The clinic's victory in Calvin's case was far from its only recent success story. Over the past two semesters, the clinic has tallied 14 victories, three of which were decided in court.

Lara Jensen, a second-year-law student and clinic participant, won a multi-semester case in October involving a couple from El Salvador who lives in Charlottesville.

The clinic sought to win legal residency for Jose Ricardo Aguilar and, by extension, his wife, Ena Miranda Franco, via a claim under the Nicaraguan and Central American Relief Act, a law passed in the 1990s that ensured an easier path for immigrants fleeing unrest in Central America.

Lara Jensen, a second-year law student and clinic participant, was lead counsel for a Charlottesville family that won legal residency in October.

For Aguilar, however, there were two key hurdles, Jensen said.

First, Aguilar had a couple of past convictions of driving under the influence. While DUIs are not an automatic disqualifier in immigration law, the convictions had to be addressed before the judge, Jensen said.

"Like many Americans, he had an alcohol problem," she said. "He realized that he had a problem in 2007 and sought help. We really wanted to demonstrate that although he did have these criminal convictions, they stemmed from alcohol problems, something which is unfortunately very common. But unlike many people, he took favorable steps to address it and has really become an upstanding member of the community by dealing with his problems with alcohol."

Aguilar, she told the judge, went through an alcohol education course and sought help from his church. He now serves as a deacon of the church, she added.

The case's second major challenge was that the U.S. Immigration and Customs Enforcement flagged Aguilar's service in the El Salvadoran National Guard in the 1980s, noting that the country's military was known to have committed atrocities during that period.

The clinic interviewed Aguilar at length, documenting a full history of his service, including where he was, what he did and what his duties were with the military. Aguilar joined the National Guard when he was 17 and deserted after nine months to immigrate to the United States, she said.

"He had a pretty awful home life with his parents. He just wanted to get out of the house. And so he ended up enlisting in the El Salvador National Guard," Jensen said. "He did the training and then he was actually doing active duty and saw the horror of war. He didn't really understand the gravity of the situation he was in. He just wanted some extra money and to move out of the house. He realized, 'This is not for me' and he deserted the military. And once he'd deserted, he realized he couldn't stay in El Salvador."

The ICE attorney, Jensen said, did not present any evidence at trial that indicated her client was involved in any atrocities.
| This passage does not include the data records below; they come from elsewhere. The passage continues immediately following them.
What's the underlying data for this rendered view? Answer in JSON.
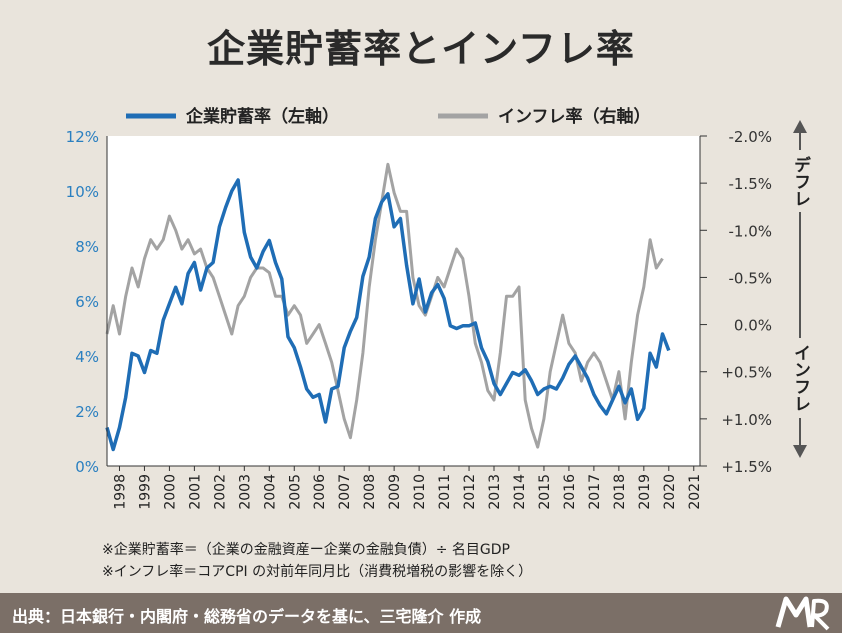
{
  "title": "企業貯蓄率とインフレ率",
  "legend": {
    "savings": "企業貯蓄率（左軸）",
    "inflation": "インフレ率（右軸）"
  },
  "side_labels": {
    "deflation": "デフレ",
    "inflation": "インフレ"
  },
  "notes": [
    "※企業貯蓄率＝（企業の金融資産ー企業の金融負債）÷ 名目GDP",
    "※インフレ率＝コアCPI の対前年同月比（消費税増税の影響を除く）"
  ],
  "footer": "出典：日本銀行・内閣府・総務省のデータを基に、三宅隆介 作成",
  "colors": {
    "savings": "#1f6db5",
    "inflation": "#a3a3a3",
    "footer_bg": "#7b6f67",
    "left_axis_text": "#2a7fc0"
  },
  "chart_data": {
    "type": "line",
    "title": "企業貯蓄率とインフレ率",
    "x_range": [
      1998,
      2021.75
    ],
    "x_tick_labels": [
      "1998",
      "1999",
      "2000",
      "2001",
      "2002",
      "2003",
      "2004",
      "2005",
      "2006",
      "2007",
      "2008",
      "2009",
      "2010",
      "2011",
      "2012",
      "2013",
      "2014",
      "2015",
      "2016",
      "2017",
      "2018",
      "2019",
      "2020",
      "2021"
    ],
    "left_axis": {
      "ticks": [
        "0%",
        "2%",
        "4%",
        "6%",
        "8%",
        "10%",
        "12%"
      ],
      "ylim": [
        0,
        12
      ],
      "unit": "%"
    },
    "right_axis": {
      "ticks": [
        "-2.0%",
        "-1.5%",
        "-1.0%",
        "-0.5%",
        "0.0%",
        "+0.5%",
        "+1.0%",
        "+1.5%"
      ],
      "ylim": [
        -2.0,
        1.5
      ],
      "reversed": true,
      "unit": "%"
    },
    "series": [
      {
        "name": "企業貯蓄率（左軸）",
        "axis": "left",
        "points": [
          [
            1998.0,
            1.4
          ],
          [
            1998.25,
            0.6
          ],
          [
            1998.5,
            1.4
          ],
          [
            1998.75,
            2.5
          ],
          [
            1999.0,
            4.1
          ],
          [
            1999.25,
            4.0
          ],
          [
            1999.5,
            3.4
          ],
          [
            1999.75,
            4.2
          ],
          [
            2000.0,
            4.1
          ],
          [
            2000.25,
            5.3
          ],
          [
            2000.5,
            5.9
          ],
          [
            2000.75,
            6.5
          ],
          [
            2001.0,
            5.9
          ],
          [
            2001.25,
            7.0
          ],
          [
            2001.5,
            7.4
          ],
          [
            2001.75,
            6.4
          ],
          [
            2002.0,
            7.2
          ],
          [
            2002.25,
            7.4
          ],
          [
            2002.5,
            8.7
          ],
          [
            2002.75,
            9.4
          ],
          [
            2003.0,
            10.0
          ],
          [
            2003.25,
            10.4
          ],
          [
            2003.5,
            8.5
          ],
          [
            2003.75,
            7.6
          ],
          [
            2004.0,
            7.2
          ],
          [
            2004.25,
            7.8
          ],
          [
            2004.5,
            8.2
          ],
          [
            2004.75,
            7.4
          ],
          [
            2005.0,
            6.8
          ],
          [
            2005.25,
            4.7
          ],
          [
            2005.5,
            4.3
          ],
          [
            2005.75,
            3.6
          ],
          [
            2006.0,
            2.8
          ],
          [
            2006.25,
            2.5
          ],
          [
            2006.5,
            2.6
          ],
          [
            2006.75,
            1.6
          ],
          [
            2007.0,
            2.8
          ],
          [
            2007.25,
            2.9
          ],
          [
            2007.5,
            4.3
          ],
          [
            2007.75,
            4.9
          ],
          [
            2008.0,
            5.4
          ],
          [
            2008.25,
            6.9
          ],
          [
            2008.5,
            7.6
          ],
          [
            2008.75,
            9.0
          ],
          [
            2009.0,
            9.6
          ],
          [
            2009.25,
            9.9
          ],
          [
            2009.5,
            8.7
          ],
          [
            2009.75,
            9.0
          ],
          [
            2010.0,
            7.3
          ],
          [
            2010.25,
            5.9
          ],
          [
            2010.5,
            6.8
          ],
          [
            2010.75,
            5.6
          ],
          [
            2011.0,
            6.3
          ],
          [
            2011.25,
            6.6
          ],
          [
            2011.5,
            6.1
          ],
          [
            2011.75,
            5.1
          ],
          [
            2012.0,
            5.0
          ],
          [
            2012.25,
            5.1
          ],
          [
            2012.5,
            5.1
          ],
          [
            2012.75,
            5.2
          ],
          [
            2013.0,
            4.3
          ],
          [
            2013.25,
            3.8
          ],
          [
            2013.5,
            3.0
          ],
          [
            2013.75,
            2.6
          ],
          [
            2014.0,
            3.0
          ],
          [
            2014.25,
            3.4
          ],
          [
            2014.5,
            3.3
          ],
          [
            2014.75,
            3.5
          ],
          [
            2015.0,
            3.1
          ],
          [
            2015.25,
            2.6
          ],
          [
            2015.5,
            2.8
          ],
          [
            2015.75,
            2.9
          ],
          [
            2016.0,
            2.8
          ],
          [
            2016.25,
            3.2
          ],
          [
            2016.5,
            3.7
          ],
          [
            2016.75,
            4.0
          ],
          [
            2017.0,
            3.6
          ],
          [
            2017.25,
            3.2
          ],
          [
            2017.5,
            2.6
          ],
          [
            2017.75,
            2.2
          ],
          [
            2018.0,
            1.9
          ],
          [
            2018.25,
            2.4
          ],
          [
            2018.5,
            2.9
          ],
          [
            2018.75,
            2.3
          ],
          [
            2019.0,
            2.8
          ],
          [
            2019.25,
            1.7
          ],
          [
            2019.5,
            2.1
          ],
          [
            2019.75,
            4.1
          ],
          [
            2020.0,
            3.6
          ],
          [
            2020.25,
            4.8
          ],
          [
            2020.5,
            4.2
          ]
        ]
      },
      {
        "name": "インフレ率（右軸）",
        "axis": "right",
        "points": [
          [
            1998.0,
            0.1
          ],
          [
            1998.25,
            -0.2
          ],
          [
            1998.5,
            0.1
          ],
          [
            1998.75,
            -0.3
          ],
          [
            1999.0,
            -0.6
          ],
          [
            1999.25,
            -0.4
          ],
          [
            1999.5,
            -0.7
          ],
          [
            1999.75,
            -0.9
          ],
          [
            2000.0,
            -0.8
          ],
          [
            2000.25,
            -0.9
          ],
          [
            2000.5,
            -1.15
          ],
          [
            2000.75,
            -1.0
          ],
          [
            2001.0,
            -0.8
          ],
          [
            2001.25,
            -0.9
          ],
          [
            2001.5,
            -0.75
          ],
          [
            2001.75,
            -0.8
          ],
          [
            2002.0,
            -0.6
          ],
          [
            2002.25,
            -0.5
          ],
          [
            2002.5,
            -0.3
          ],
          [
            2002.75,
            -0.1
          ],
          [
            2003.0,
            0.1
          ],
          [
            2003.25,
            -0.2
          ],
          [
            2003.5,
            -0.3
          ],
          [
            2003.75,
            -0.5
          ],
          [
            2004.0,
            -0.6
          ],
          [
            2004.25,
            -0.6
          ],
          [
            2004.5,
            -0.55
          ],
          [
            2004.75,
            -0.3
          ],
          [
            2005.0,
            -0.3
          ],
          [
            2005.25,
            -0.1
          ],
          [
            2005.5,
            -0.2
          ],
          [
            2005.75,
            -0.1
          ],
          [
            2006.0,
            0.2
          ],
          [
            2006.25,
            0.1
          ],
          [
            2006.5,
            0.0
          ],
          [
            2006.75,
            0.2
          ],
          [
            2007.0,
            0.4
          ],
          [
            2007.25,
            0.7
          ],
          [
            2007.5,
            1.0
          ],
          [
            2007.75,
            1.2
          ],
          [
            2008.0,
            0.8
          ],
          [
            2008.25,
            0.3
          ],
          [
            2008.5,
            -0.4
          ],
          [
            2008.75,
            -0.9
          ],
          [
            2009.0,
            -1.3
          ],
          [
            2009.25,
            -1.7
          ],
          [
            2009.5,
            -1.4
          ],
          [
            2009.75,
            -1.2
          ],
          [
            2010.0,
            -1.2
          ],
          [
            2010.25,
            -0.5
          ],
          [
            2010.5,
            -0.2
          ],
          [
            2010.75,
            -0.1
          ],
          [
            2011.0,
            -0.3
          ],
          [
            2011.25,
            -0.5
          ],
          [
            2011.5,
            -0.4
          ],
          [
            2011.75,
            -0.6
          ],
          [
            2012.0,
            -0.8
          ],
          [
            2012.25,
            -0.7
          ],
          [
            2012.5,
            -0.3
          ],
          [
            2012.75,
            0.2
          ],
          [
            2013.0,
            0.4
          ],
          [
            2013.25,
            0.7
          ],
          [
            2013.5,
            0.8
          ],
          [
            2013.75,
            0.3
          ],
          [
            2014.0,
            -0.3
          ],
          [
            2014.25,
            -0.3
          ],
          [
            2014.5,
            -0.4
          ],
          [
            2014.75,
            0.8
          ],
          [
            2015.0,
            1.1
          ],
          [
            2015.25,
            1.3
          ],
          [
            2015.5,
            1.0
          ],
          [
            2015.75,
            0.5
          ],
          [
            2016.0,
            0.2
          ],
          [
            2016.25,
            -0.1
          ],
          [
            2016.5,
            0.2
          ],
          [
            2016.75,
            0.3
          ],
          [
            2017.0,
            0.6
          ],
          [
            2017.25,
            0.4
          ],
          [
            2017.5,
            0.3
          ],
          [
            2017.75,
            0.4
          ],
          [
            2018.0,
            0.6
          ],
          [
            2018.25,
            0.8
          ],
          [
            2018.5,
            0.5
          ],
          [
            2018.75,
            1.0
          ],
          [
            2019.0,
            0.4
          ],
          [
            2019.25,
            -0.1
          ],
          [
            2019.5,
            -0.4
          ],
          [
            2019.75,
            -0.9
          ],
          [
            2020.0,
            -0.6
          ],
          [
            2020.25,
            -0.7
          ]
        ]
      }
    ]
  }
}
As Aguilar's lead counsel, Jensen, who interned at Immigration Court in Baltimore over the summer, said she had a good idea of what to expect, even though it was her first time arguing a case in a courtroom.
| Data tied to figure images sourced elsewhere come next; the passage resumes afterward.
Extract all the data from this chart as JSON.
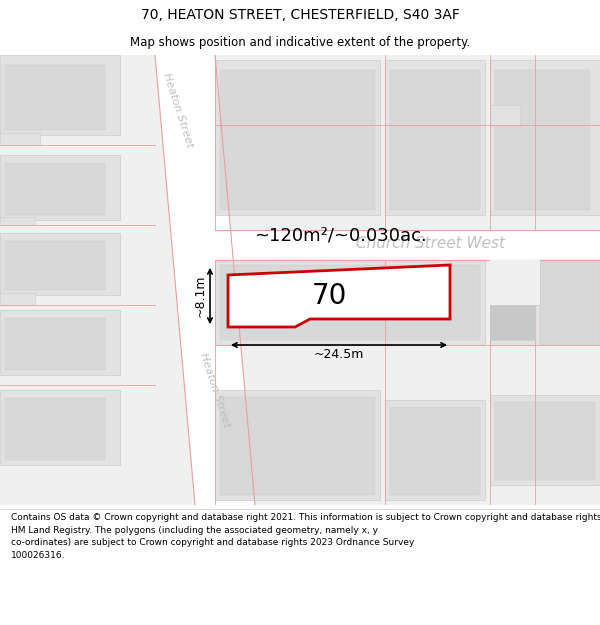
{
  "title": "70, HEATON STREET, CHESTERFIELD, S40 3AF",
  "subtitle": "Map shows position and indicative extent of the property.",
  "footer": "Contains OS data © Crown copyright and database right 2021. This information is subject to Crown copyright and database rights 2023 and is reproduced with the permission of\nHM Land Registry. The polygons (including the associated geometry, namely x, y\nco-ordinates) are subject to Crown copyright and database rights 2023 Ordnance Survey\n100026316.",
  "road_color": "#ffffff",
  "road_border": "#e8a0a0",
  "building_fill": "#e2e2e2",
  "building_inner": "#d8d8d8",
  "map_bg": "#f0f0f0",
  "prop_edge": "#cc0000",
  "area_label": "~120m²/~0.030ac.",
  "property_label": "70",
  "dim_width": "~24.5m",
  "dim_height": "~8.1m",
  "street_color": "#c0c0c0",
  "title_fontsize": 10,
  "subtitle_fontsize": 8.5,
  "footer_fontsize": 6.5
}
"I had a good feeling for what sort of questions the judge was going to ask, and how the hearing was going to go," she said. "But, that said, it's a completely different experience observing versus doing it."
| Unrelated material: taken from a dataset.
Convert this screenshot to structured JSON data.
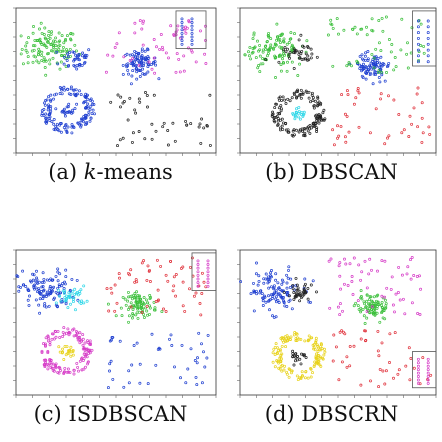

In addition to the courtroom experience, Jensen said, working on the case also helped her understand more about how to assemble a case's record.

"This idea of building the record, getting affidavits from people, getting documents from El Salvador and getting documents from the U.S. government — you look at our record and it was probably 800 pages."

Yet the best part of the experience, she said, was helping Aguilar and his family.

"This is an incredible family," she said. "Ricardo's held the same job for the past 20 years. Ena is an incredibly warm mother and does a great job of raising their kids. They have three kids, two of whom are in college — one has almost a full scholarship to James Madison University, the other is graduating from Liberty University this coming May and then they have a 9-year-old son who's also very bright and participates with the Boys & Girls Club."